Speeltijden
Elke dinsdagmorgen van 10.00 uur tot 11.00 uur tijdens de markt.
Instrument
In 1976 werd een actiecomité gevormd om een carillon in de toren te kunnen plaatsen.
Onder leiding van de heer Maarten Seijbel werden gelden ingezameld en in 1977 goot de Koninklijke Klokkengieterij Eijsbouts uit Asten een nieuw carillon voor de toren van de Grote- of Sint Nicolaaskerk te Elburg.
Het carillon is bovenop de houten luidklokkenstoel uit 1694 geplaatst met een ijzeren frame. Het carillon heeft 4 octaven en totaal 47 klokken. De grootste speelklok is een C2. De totale reeks van klokken is: C2, D2, E2, F2 chromatisch tot C6. Het (hand) klavier heeft 3,5 octaaf ofwel 42 toetsen. Het pedaal (voeten) heeft 1.5 octaaf ofwel 18 pedaaltoetsen.Er liggen plannen om het instrument uit te breiden met een oktaaf grotere klokken met basis C1. Met deze uitbreiding krijg het instrument meer draagkracht en volume om elders in de stad te worden gehoord.
Luidklokken
In de toren hingen oorspronkelijk vier luidklokken.
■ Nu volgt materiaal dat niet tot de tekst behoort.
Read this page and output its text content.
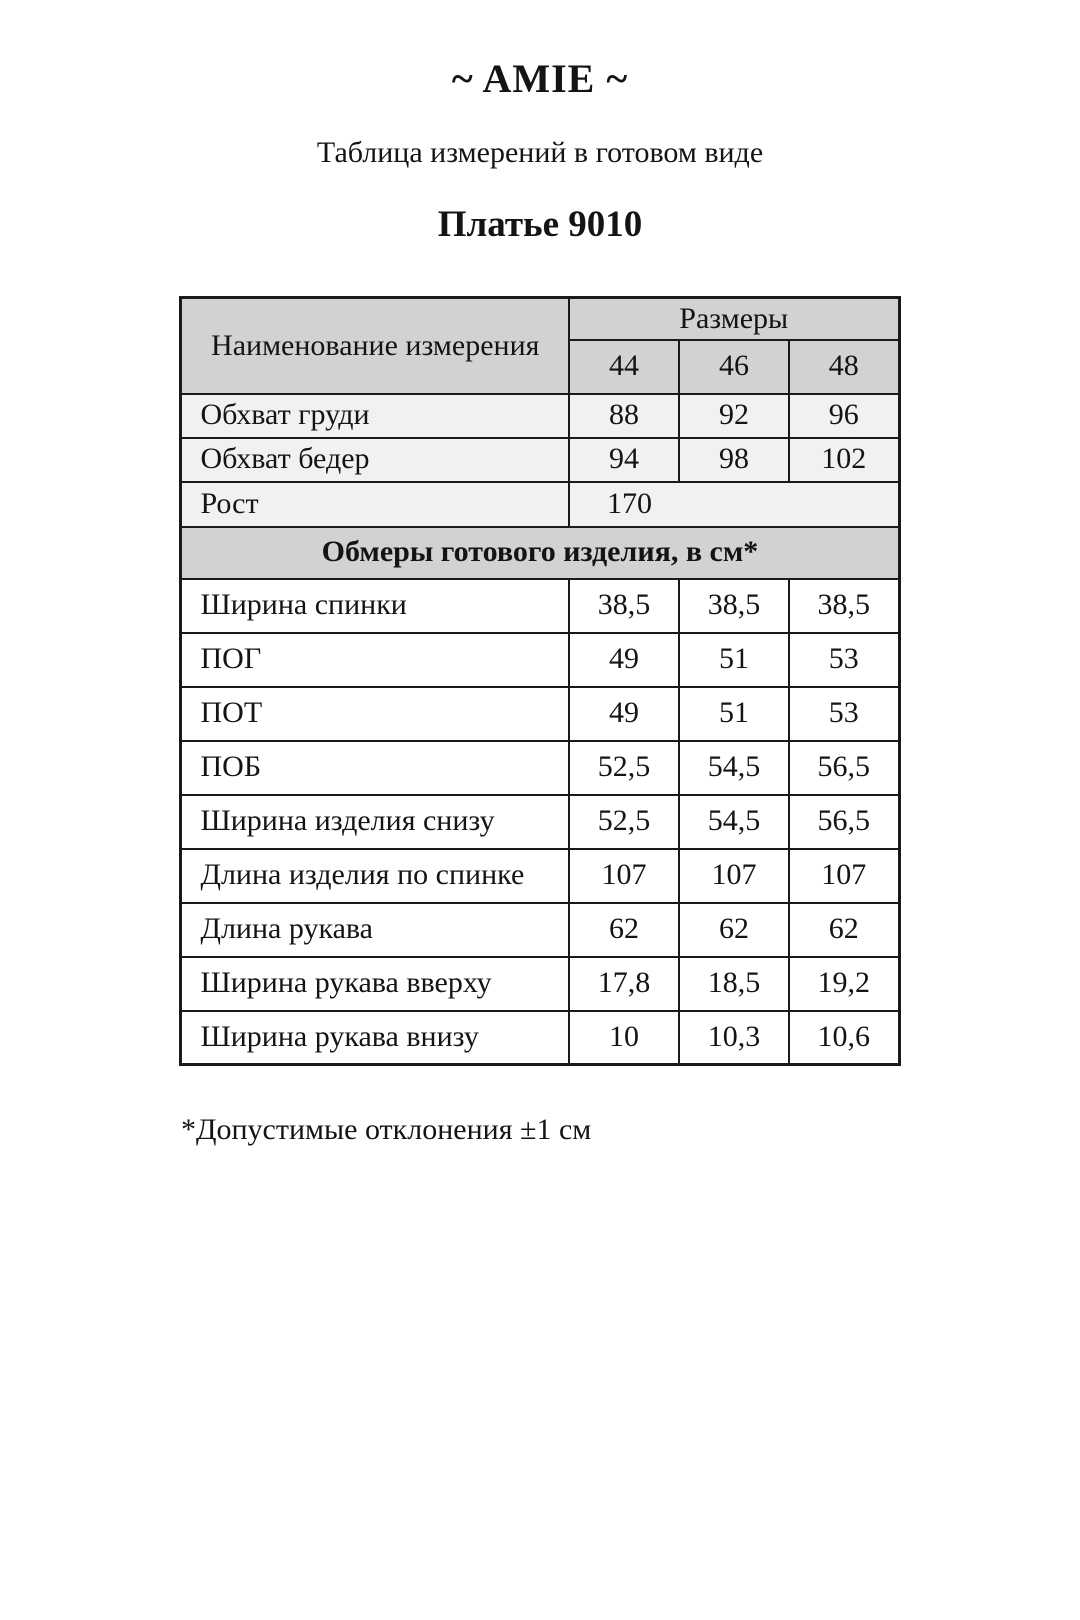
~ AMIE ~

Таблица измерений в готовом виде

Платье 9010
Наименование измерения	Размеры		
	44	46	48
Обхват груди	88	92	96
Обхват бедер	94	98	102
Рост	170		
Обмеры готового изделия, в см*			
Ширина спинки	38,5	38,5	38,5
ПОГ	49	51	53
ПОТ	49	51	53
ПОБ	52,5	54,5	56,5
Ширина изделия снизу	52,5	54,5	56,5
Длина изделия по спинке	107	107	107
Длина рукава	62	62	62
Ширина рукава вверху	17,8	18,5	19,2
Ширина рукава внизу	10	10,3	10,6

*Допустимые отклонения ±1 см
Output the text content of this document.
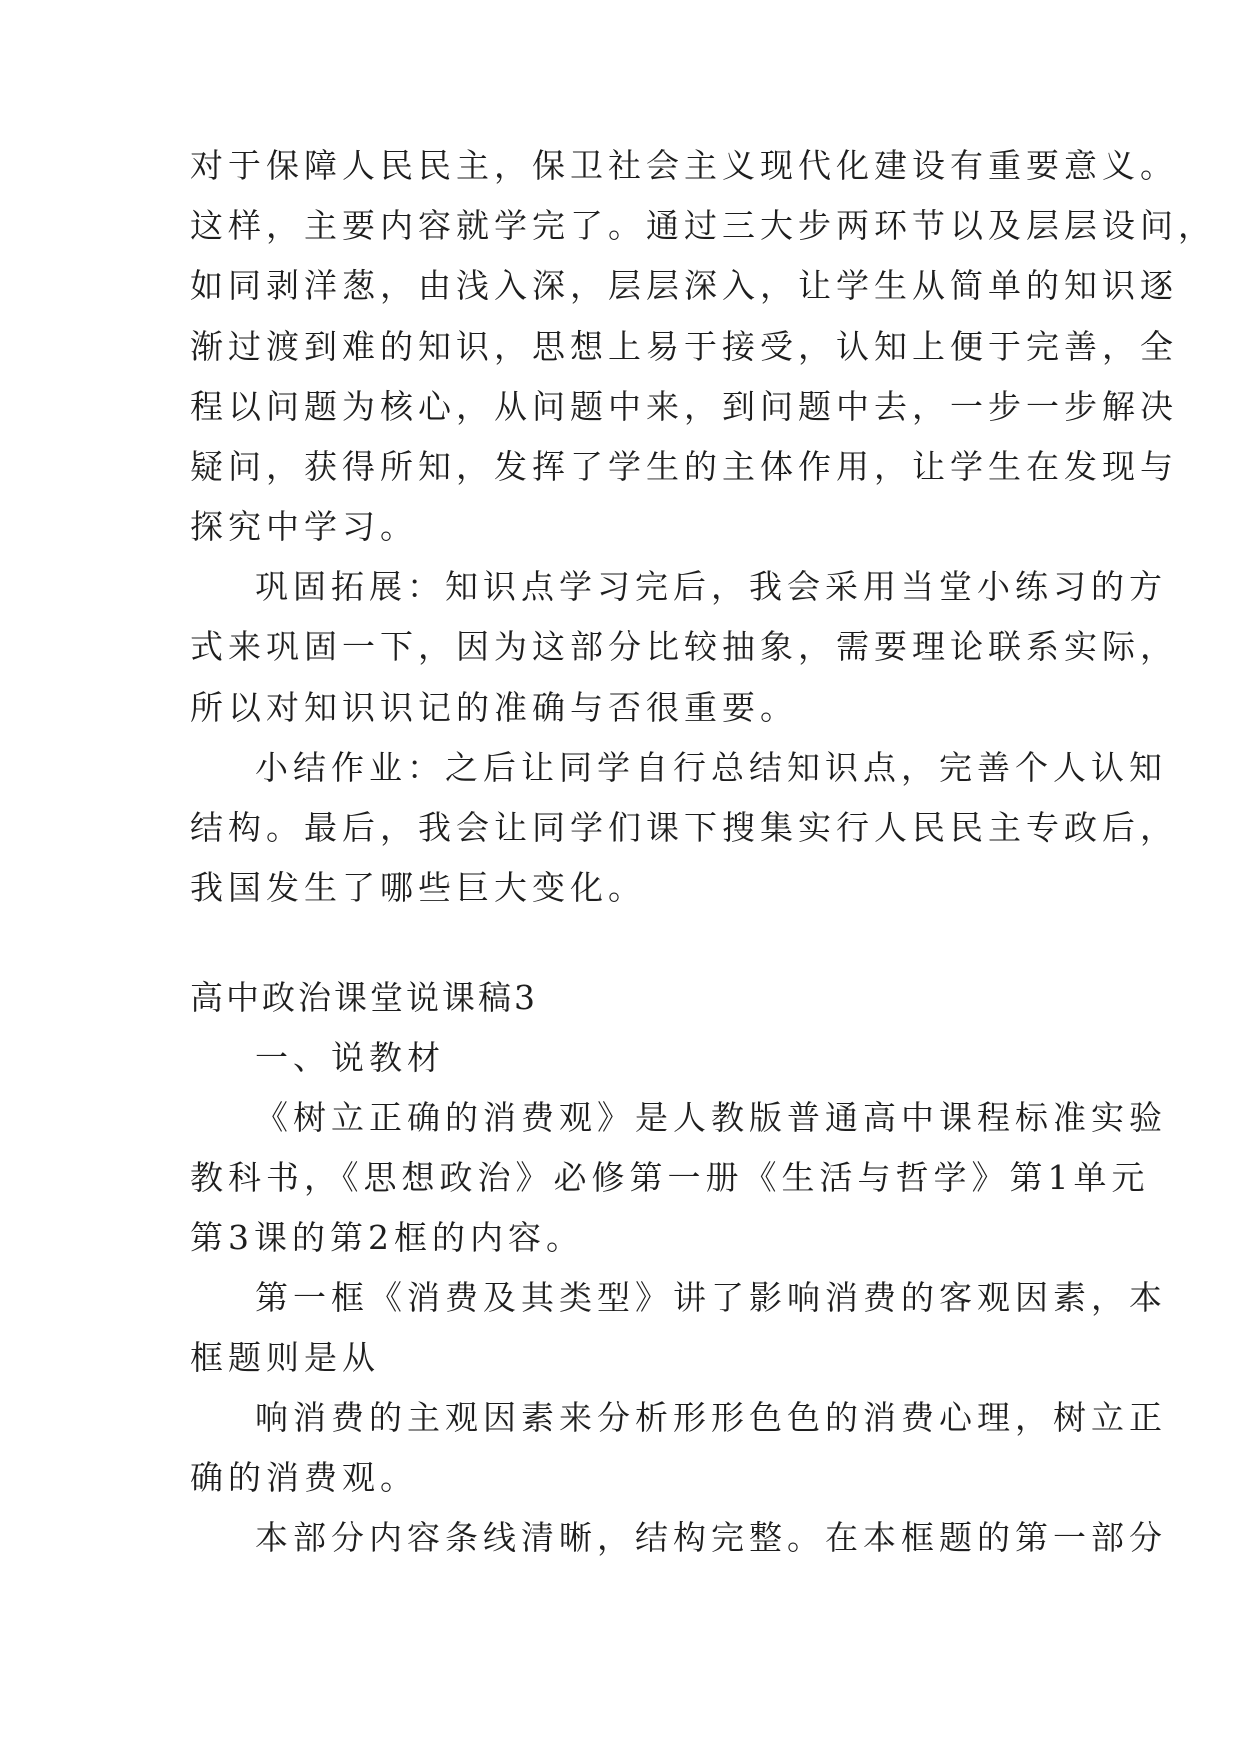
对于保障人民民主，保卫社会主义现代化建设有重要意义。
这样，主要内容就学完了。通过三大步两环节以及层层设问，
如同剥洋葱，由浅入深，层层深入，让学生从简单的知识逐
渐过渡到难的知识，思想上易于接受，认知上便于完善，全
程以问题为核心，从问题中来，到问题中去，一步一步解决
疑问，获得所知，发挥了学生的主体作用，让学生在发现与
探究中学习。
巩固拓展：知识点学习完后，我会采用当堂小练习的方
式来巩固一下，因为这部分比较抽象，需要理论联系实际，
所以对知识识记的准确与否很重要。
小结作业：之后让同学自行总结知识点，完善个人认知
结构。最后，我会让同学们课下搜集实行人民民主专政后，
我国发生了哪些巨大变化。
高中政治课堂说课稿3
一、说教材
《树立正确的消费观》是人教版普通高中课程标准实验
教科书，《思想政治》必修第一册《生活与哲学》第1单元
第3课的第2框的内容。
第一框《消费及其类型》讲了影响消费的客观因素，本
框题则是从
响消费的主观因素来分析形形色色的消费心理，树立正
确的消费观。
本部分内容条线清晰，结构完整。在本框题的第一部分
Een kleine klok uit 1694 met het opschrift: “VIGILATE ET ORATE DEO CONFIDES 1694. JAKOBUS KNUISEN TOT AMSTERDAM”. (Waakt en bidt vertrouwend op God” Jakobus Knuisen te Amsterdam).
Daarnaast een grote klok met als opschrift de naam van de maker, de stad van herkomst en het jaartal waar in de klok gegoten werd: “BORCHHARD FVDIT ENSCHUS AE AO 1770 ELBURG”. (Borchard heeft mij gegoten te Enkhuizen in het jaar 1770).
Bovendien waren nog twee kleinere klokken aanwezig die waarschijnlijk tevens een voorslag vormden.
De grote klok van de voorslag werd te Amsterdam gegoten: “ME FECIT PIETER SEEST AMSTELODAMI ANNO 1774”. (Pieter Seest te Amsterdam heeft mij gemaakt).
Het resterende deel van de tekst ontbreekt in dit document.